Tensors¶

Tensors are multidimensional arrays of numbers on which element-wise operations such as arithmetic or trigonometry can be performed. Some tensors, those which are 2-D, support special matrix operations like matrix multiplication, computing the inverse or transpose, or solving a set of linear equations.

Furthermore, tensors can be created with a specific statistical distribution or reduced to a single number with basic arbitrary expressions (for example, to compute the sum or product).

Tensors provide the following features:

Constant indexing using a number, range, or another (boolean) tensor
Matrix operations (multiplication, power and inverse, transpose, outer, solving A x = b, least-squares)
Matrix decompositions like QR, Cholesky
Constructors to create tensors from arrays, filled with zeros or ones
Constructors to create a range of numbers, or linear/log/geom space
Constructors to create an identity matrix, or with a diagonal
Reshape, flatten, or concatenate tensors
Element-wise operations (arithmetic, rounding, trigonometry, compare)
Logical operations on boolean tensors
Reductions using arbitrary expressions
Statistics (operations and generating statistical distributions)

Implementations¶

Two crates exist which implement the Tensor interface: one which uses SIMD instructions on the CPU and one which uses buffers and compute shaders on the GPU:

Crate	Implementation	Evaluation	Tensors
orka_tensors_cpu	SIMD instructions on CPU	Eager	Small
orka_tensors_gpu	Compute shaders on GPU	Lazy	Large

The SIMD implementation uses x86 SIMD instructions and has certain characteristics:

Numbers in tensors are always floating-point numbers
No pointers are used; functions always return a new tensor and do not modify the tensor parameters of a function. Thus operations are evaluated immediately and there's little room for additional optimizations besides the use of SIMD instructions.

The GPU implementation uses compute shaders and stores tensors in buffers on the GPU. On an integrated GPU these buffers may be as small as 128 MiB, but discrete GPUs may support larger buffers of up to 2 GiB.

Furthermore, the GPU implementation builds a directed acyclic graph of operations and materializes the data only at the last possible moment, such as when one or more elements are retrieved from the tensor with a getter function or when you switch from a sequence of element-wise operations to a matrix operation, for example.

Limitations of tensors

All tensors have the following limitations:

Tensors of three dimensions or higher are partially supported.
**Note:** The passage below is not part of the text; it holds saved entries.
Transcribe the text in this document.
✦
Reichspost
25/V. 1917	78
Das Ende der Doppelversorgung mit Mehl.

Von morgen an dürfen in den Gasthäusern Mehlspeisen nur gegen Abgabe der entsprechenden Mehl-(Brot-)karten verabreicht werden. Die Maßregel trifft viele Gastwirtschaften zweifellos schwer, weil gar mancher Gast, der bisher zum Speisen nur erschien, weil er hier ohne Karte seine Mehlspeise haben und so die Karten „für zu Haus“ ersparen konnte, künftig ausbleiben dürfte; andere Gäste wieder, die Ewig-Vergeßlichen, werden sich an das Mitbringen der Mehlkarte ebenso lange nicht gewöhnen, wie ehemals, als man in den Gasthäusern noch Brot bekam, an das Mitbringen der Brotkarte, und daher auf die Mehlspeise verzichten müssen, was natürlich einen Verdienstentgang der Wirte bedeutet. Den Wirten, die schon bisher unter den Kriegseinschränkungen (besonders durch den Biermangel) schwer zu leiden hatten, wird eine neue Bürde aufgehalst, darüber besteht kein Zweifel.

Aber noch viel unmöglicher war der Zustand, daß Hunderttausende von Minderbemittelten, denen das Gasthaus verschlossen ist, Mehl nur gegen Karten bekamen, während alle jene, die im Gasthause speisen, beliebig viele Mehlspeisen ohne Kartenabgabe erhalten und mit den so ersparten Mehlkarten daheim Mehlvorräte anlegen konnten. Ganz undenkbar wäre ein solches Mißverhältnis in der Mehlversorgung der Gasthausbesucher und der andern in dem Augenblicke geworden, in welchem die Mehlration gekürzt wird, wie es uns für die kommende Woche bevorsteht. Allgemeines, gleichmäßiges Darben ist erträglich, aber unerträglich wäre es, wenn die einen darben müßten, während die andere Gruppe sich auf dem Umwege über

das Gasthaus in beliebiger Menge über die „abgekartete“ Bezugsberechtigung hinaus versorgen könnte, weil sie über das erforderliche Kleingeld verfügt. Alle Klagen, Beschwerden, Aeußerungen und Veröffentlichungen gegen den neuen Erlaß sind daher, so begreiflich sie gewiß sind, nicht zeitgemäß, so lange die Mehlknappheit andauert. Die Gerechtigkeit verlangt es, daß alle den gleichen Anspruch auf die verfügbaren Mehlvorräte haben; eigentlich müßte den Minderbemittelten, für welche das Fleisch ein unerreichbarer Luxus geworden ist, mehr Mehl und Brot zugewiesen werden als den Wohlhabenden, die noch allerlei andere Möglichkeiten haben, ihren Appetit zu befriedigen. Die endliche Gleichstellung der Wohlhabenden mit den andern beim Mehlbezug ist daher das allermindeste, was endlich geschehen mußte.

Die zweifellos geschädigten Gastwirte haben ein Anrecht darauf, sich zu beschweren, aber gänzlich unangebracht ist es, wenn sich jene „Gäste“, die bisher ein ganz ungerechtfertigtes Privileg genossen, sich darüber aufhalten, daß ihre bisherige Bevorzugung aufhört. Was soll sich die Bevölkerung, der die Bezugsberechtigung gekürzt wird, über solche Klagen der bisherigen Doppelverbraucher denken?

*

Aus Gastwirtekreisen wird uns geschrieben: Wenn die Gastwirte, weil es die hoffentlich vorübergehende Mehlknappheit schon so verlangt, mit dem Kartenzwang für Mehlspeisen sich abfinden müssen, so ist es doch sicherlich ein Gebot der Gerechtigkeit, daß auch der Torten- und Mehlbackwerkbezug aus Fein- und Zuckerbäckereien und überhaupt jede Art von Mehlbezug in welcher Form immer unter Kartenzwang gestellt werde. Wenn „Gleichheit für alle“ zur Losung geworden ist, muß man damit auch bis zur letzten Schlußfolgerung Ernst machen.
Element-wise operations are supported, but some matrix operations need to be modified to handle tensors with 3 or 4 axes.
Most functions operate on tensors containing floating-point numbers because of the generic parameter of the package Orka.Numerics.Tensors. Certain implementations may supports tensors containing boolean or (unsigned) integers.

Dependencies¶

The SIMD implementation in the orka_tensors_cpu requires one of the following x86 extensions: SSE 4.1, AVX, or AVX2.

The GPU implementation in orka_tensors_gpu requires OpenGL extensions for SSBOs and compute shaders, plus a few others:

Required OpenGL extensions for the GPU implementation

Extension	OpenGL
ARB_compute_shader	4.3
ARB_compute_variable_group_size
ARB_shader_storage_buffer_object	4.3
ARB_shader_clock

Most GPUs from 2012 or later should have these extensions if you use a video driver provided by your Linux distribution.